The council took another diplomatic step and proclaimed the 12 days between the feasts the holy season of Christmas -- the biggest party in Christendom.

This act linked believers in East and West and offered a symbolic alternative to competing pagan festivals in the marketplace. Drawing a parallel with Easter, it also made sense for a reflective season of prayer and fasting to precede Christmas. This became Advent in the West and Nativity Lent in the East.

That was then. This is now.

Walsh said his students assume that Christmas equals "The Holidays," the marketing season between Thanksgiving and Dec. 25, which is followed by a festival of returned gifts and football games. Most do not know that there is more to the 12 days of Christmas than a song about a partridge, a pear tree and other bizarre gifts.

Times change. A few generations ago, department stores stayed open until midnight on Christmas Eve, a tradition seen in many old Christmas movies.

"Why did they do that? Because people were out doing the shopping that we start doing in October," said Walsh. "The days before could get pretty intense, but that's the way things were. Christmas was still Christmas. That really didn't change until Christmas got sucked into the whole industrialized-commercialized complex that is modern life."

This happened for many reasons. The Puritan revolution in England played a major role, with its rejection of anything Catholic. Many liturgical and cultural traditions were weakened and never fully recovered, even if they were later celebrated by writers such as Charles Dickens. This had a major impact in the American colonies, where Christmas celebrations were frowned upon or in some cases banned.

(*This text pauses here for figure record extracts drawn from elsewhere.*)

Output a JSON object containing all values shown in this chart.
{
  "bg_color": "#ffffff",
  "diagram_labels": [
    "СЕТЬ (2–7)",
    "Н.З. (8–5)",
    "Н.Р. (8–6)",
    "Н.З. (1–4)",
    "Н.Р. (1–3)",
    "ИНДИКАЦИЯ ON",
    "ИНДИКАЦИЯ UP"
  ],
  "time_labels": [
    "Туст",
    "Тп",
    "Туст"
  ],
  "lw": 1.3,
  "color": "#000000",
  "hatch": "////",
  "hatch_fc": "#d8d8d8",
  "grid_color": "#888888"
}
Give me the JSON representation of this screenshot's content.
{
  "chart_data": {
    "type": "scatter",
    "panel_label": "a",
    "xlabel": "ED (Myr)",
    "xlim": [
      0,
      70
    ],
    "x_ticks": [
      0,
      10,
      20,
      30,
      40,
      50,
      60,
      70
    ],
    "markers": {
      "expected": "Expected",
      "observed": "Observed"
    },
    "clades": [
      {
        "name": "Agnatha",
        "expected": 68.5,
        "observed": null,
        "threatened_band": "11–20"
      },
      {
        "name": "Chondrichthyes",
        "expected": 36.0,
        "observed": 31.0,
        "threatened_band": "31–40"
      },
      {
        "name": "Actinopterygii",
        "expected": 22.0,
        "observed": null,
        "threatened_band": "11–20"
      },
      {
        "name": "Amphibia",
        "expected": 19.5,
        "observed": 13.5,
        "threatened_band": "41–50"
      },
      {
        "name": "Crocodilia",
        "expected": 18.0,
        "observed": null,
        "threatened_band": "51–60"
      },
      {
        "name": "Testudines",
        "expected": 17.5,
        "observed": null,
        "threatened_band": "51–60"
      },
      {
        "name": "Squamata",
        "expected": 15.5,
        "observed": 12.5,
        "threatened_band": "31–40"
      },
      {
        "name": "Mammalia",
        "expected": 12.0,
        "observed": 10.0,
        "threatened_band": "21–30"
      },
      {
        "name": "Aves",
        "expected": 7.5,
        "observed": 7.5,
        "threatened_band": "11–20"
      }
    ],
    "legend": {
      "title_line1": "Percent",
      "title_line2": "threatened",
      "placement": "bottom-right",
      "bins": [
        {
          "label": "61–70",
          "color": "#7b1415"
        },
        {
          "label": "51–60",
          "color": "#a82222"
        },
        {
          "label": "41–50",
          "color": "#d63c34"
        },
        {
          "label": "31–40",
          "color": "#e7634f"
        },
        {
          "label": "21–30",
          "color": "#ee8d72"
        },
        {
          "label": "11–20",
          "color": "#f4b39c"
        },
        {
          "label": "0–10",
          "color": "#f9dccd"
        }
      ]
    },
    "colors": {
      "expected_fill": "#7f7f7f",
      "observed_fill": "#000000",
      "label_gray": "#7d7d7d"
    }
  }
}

At the same time, explosive growth of English cities during the industrial revolution uprooted millions of ordinary people, breaking centuries of ties binding families to churches, land, farms, shops and kin, said Walsh. Quaint traditions that united villages were hard to move to slums in London, Birmingham and Manchester. And what about New York City and the American frontier?

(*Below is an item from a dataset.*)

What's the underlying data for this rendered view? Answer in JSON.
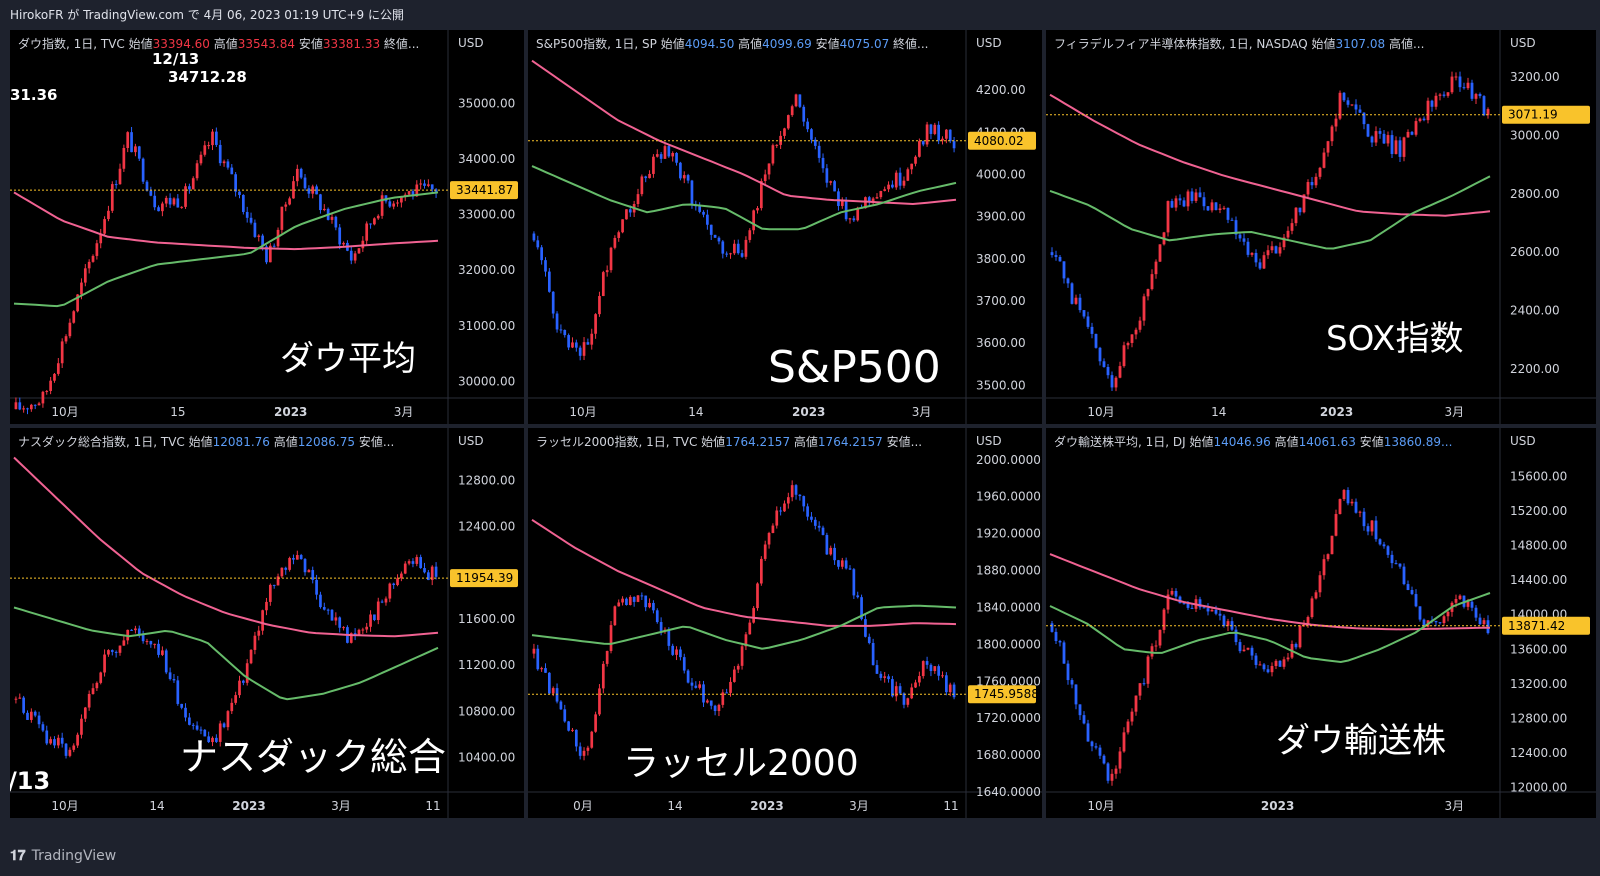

Modern suburbs do not have a church in a public square at the center of town. Most don't have a public square at all and the true community center is the shopping mall. While many people complain that lawyers and activists have "taken Christ out of Christmas," the truth is more complex than that. The reality is that almost everyone is skipping the 12-day Christmas season, including church people.

There is no time. There is no place. There is no season.

That could change, said Walsh.

"Whatever resistance there is going to be to what is happening to Christmas will be totally centered on people in churches, churches on both the left and the right," he said. "People in the middle are going to just go with the cultural flow. But out on the wings -- where people are really worried about the economics of all of this or the loss of all the beautiful worship traditions -- that's where Christmas might survive."